Trump fires Jeff Sessions
-- Trump describes election results as win for Republicans
-- Democrats will control House for first time in eight years
-- Republicans consolidate hold on Senate
-- Political gridlock looms with split power in Congress
US Attorney General Jeff Sessions was fired by Donald Trump Wednesday, casting a cloud over the Russia investigation that has dogged the White House, a day after Republicans lost control over the lower house of Congress.
The move capped more than a year of bitter criticism by the president over his legal advisor's decision to recuse himself from the probe into Russian interference in the 2016 election, paving the way for the appointment of Special Counsel Robert Mueller.
In announcing the resignation in a tweet that thanked the former Alabama senator "for his service" -- Trump right away named as acting attorney general Sessions' chief of staff Matthew Whitaker.
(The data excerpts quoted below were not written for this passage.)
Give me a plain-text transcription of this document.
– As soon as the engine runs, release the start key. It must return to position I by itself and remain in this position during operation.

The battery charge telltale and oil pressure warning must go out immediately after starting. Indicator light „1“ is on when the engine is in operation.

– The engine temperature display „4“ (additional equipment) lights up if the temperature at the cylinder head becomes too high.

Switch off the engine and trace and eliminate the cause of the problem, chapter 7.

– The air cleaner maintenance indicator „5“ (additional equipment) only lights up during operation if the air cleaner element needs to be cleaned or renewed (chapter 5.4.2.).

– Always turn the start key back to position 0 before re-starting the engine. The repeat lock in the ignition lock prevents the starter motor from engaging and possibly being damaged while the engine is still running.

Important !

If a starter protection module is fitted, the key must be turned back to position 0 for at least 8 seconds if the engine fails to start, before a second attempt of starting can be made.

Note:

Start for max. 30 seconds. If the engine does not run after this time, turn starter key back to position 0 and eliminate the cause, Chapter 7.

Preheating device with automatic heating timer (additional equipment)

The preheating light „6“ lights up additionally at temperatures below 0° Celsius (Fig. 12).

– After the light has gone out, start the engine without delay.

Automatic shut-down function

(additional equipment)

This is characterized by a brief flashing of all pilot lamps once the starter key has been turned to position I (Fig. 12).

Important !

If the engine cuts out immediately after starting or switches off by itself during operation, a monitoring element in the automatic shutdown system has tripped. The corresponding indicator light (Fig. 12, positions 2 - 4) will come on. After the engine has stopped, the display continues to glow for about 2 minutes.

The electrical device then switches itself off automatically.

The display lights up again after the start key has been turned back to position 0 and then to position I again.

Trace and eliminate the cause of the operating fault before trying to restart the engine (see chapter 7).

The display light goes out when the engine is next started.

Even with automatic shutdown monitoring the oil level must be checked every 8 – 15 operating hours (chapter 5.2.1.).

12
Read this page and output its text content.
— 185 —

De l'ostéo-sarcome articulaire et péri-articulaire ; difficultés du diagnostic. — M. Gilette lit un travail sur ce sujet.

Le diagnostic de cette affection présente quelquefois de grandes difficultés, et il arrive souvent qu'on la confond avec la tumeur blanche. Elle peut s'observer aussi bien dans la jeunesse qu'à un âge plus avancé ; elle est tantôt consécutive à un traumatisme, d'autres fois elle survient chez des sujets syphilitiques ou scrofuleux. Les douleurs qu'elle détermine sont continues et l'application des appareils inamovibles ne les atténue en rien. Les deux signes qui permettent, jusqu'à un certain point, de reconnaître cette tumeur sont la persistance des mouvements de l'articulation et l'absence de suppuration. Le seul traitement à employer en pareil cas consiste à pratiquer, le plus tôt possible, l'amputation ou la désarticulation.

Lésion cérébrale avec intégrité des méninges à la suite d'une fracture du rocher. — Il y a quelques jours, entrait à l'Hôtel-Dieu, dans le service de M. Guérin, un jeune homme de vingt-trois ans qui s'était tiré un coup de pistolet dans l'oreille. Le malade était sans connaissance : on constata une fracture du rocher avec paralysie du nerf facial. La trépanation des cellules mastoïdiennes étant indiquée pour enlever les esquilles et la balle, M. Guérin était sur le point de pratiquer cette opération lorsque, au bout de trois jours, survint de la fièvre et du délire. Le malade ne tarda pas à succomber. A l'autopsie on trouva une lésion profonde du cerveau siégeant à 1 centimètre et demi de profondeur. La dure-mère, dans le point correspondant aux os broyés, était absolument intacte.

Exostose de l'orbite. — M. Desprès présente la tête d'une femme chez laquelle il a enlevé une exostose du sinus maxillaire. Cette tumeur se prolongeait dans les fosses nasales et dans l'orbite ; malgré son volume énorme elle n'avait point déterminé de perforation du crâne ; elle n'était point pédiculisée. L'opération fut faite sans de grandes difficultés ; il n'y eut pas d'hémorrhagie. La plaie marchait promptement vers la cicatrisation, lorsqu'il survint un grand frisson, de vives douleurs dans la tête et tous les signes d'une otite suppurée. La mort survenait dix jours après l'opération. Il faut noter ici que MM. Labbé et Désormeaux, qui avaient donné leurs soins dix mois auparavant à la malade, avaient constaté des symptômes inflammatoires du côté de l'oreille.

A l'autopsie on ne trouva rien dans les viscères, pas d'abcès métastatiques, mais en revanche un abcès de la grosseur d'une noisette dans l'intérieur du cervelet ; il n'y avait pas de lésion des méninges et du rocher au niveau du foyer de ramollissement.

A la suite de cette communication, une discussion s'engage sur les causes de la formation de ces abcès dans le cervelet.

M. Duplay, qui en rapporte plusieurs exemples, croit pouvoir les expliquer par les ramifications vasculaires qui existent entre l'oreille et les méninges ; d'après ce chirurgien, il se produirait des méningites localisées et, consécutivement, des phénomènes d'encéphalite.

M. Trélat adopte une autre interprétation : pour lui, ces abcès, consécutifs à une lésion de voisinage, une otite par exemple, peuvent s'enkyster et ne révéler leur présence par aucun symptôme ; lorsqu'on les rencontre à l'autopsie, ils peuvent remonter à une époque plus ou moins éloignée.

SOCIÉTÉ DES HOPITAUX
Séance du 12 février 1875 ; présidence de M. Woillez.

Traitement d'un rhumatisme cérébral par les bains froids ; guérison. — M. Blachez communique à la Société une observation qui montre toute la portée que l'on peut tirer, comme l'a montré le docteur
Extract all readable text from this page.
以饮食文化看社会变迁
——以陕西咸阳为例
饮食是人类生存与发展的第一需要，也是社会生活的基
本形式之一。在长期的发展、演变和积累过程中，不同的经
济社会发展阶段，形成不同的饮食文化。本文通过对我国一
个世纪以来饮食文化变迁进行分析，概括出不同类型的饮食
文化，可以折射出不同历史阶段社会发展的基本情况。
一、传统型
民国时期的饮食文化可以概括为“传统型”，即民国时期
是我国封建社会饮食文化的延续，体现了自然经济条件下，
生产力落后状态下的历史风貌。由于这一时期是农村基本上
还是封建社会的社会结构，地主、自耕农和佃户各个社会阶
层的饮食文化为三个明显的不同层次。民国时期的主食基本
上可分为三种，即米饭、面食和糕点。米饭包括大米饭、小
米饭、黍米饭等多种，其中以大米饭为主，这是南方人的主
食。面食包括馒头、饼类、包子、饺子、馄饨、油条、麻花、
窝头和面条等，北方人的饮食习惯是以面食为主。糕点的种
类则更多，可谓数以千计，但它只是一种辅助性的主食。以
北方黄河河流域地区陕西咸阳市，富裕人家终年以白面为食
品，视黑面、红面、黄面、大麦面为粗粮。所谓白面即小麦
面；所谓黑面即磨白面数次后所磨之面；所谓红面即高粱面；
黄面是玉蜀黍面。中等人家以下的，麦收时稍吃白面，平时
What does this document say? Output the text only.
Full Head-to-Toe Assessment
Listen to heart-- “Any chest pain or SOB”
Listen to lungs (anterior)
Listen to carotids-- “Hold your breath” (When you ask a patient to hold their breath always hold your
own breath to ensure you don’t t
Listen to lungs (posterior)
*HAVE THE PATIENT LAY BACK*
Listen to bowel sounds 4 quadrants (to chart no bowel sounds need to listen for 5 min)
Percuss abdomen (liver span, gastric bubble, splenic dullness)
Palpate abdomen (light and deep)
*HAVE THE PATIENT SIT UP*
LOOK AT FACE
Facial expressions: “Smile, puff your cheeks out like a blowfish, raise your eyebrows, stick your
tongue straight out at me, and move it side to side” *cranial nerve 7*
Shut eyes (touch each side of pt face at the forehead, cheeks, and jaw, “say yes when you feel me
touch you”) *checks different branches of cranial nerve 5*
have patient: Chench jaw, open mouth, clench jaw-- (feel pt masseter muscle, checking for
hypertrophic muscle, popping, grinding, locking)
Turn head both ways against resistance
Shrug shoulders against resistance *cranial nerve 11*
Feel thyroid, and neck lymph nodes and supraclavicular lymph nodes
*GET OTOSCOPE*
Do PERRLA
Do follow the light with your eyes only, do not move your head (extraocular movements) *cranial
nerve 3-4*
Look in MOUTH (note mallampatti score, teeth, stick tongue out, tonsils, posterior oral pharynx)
That set off immediate alarm bells: Whitaker has been overtly critical of the broad scope granted to Mueller's team to probe beyond allegations Trump's campaign colluded with Russia in 2016, into other ties between Trump, his family and aides, and Russia -- an investigation the president calls a "witch hunt."
In an op-ed in August last year he publicly urged Deputy Attorney General Rod Rosenstein -- who oversees the probe -- to "limit the scope of his investigation to the four corners of the order appointing him special counsel."
As acting attorney general, Whitaker now has the power to wrest oversight away from Rosenstein, and take charge himself.
Democratic Senate Minority Leader Chuck Schumer immediately called on Whitaker to recuse himself from the probe as his predecessor had.
Sessions was the first casualty of a cabinet shakeup that had been expected from Trump following the midterm elections. Sessions was the first US senator to back Trump's presidential run in 2016, giving the New York real estate billionaire credibility against a broad field of Republican stalwarts. The two were reportedly brought together by a shared wish to crack down on immigration.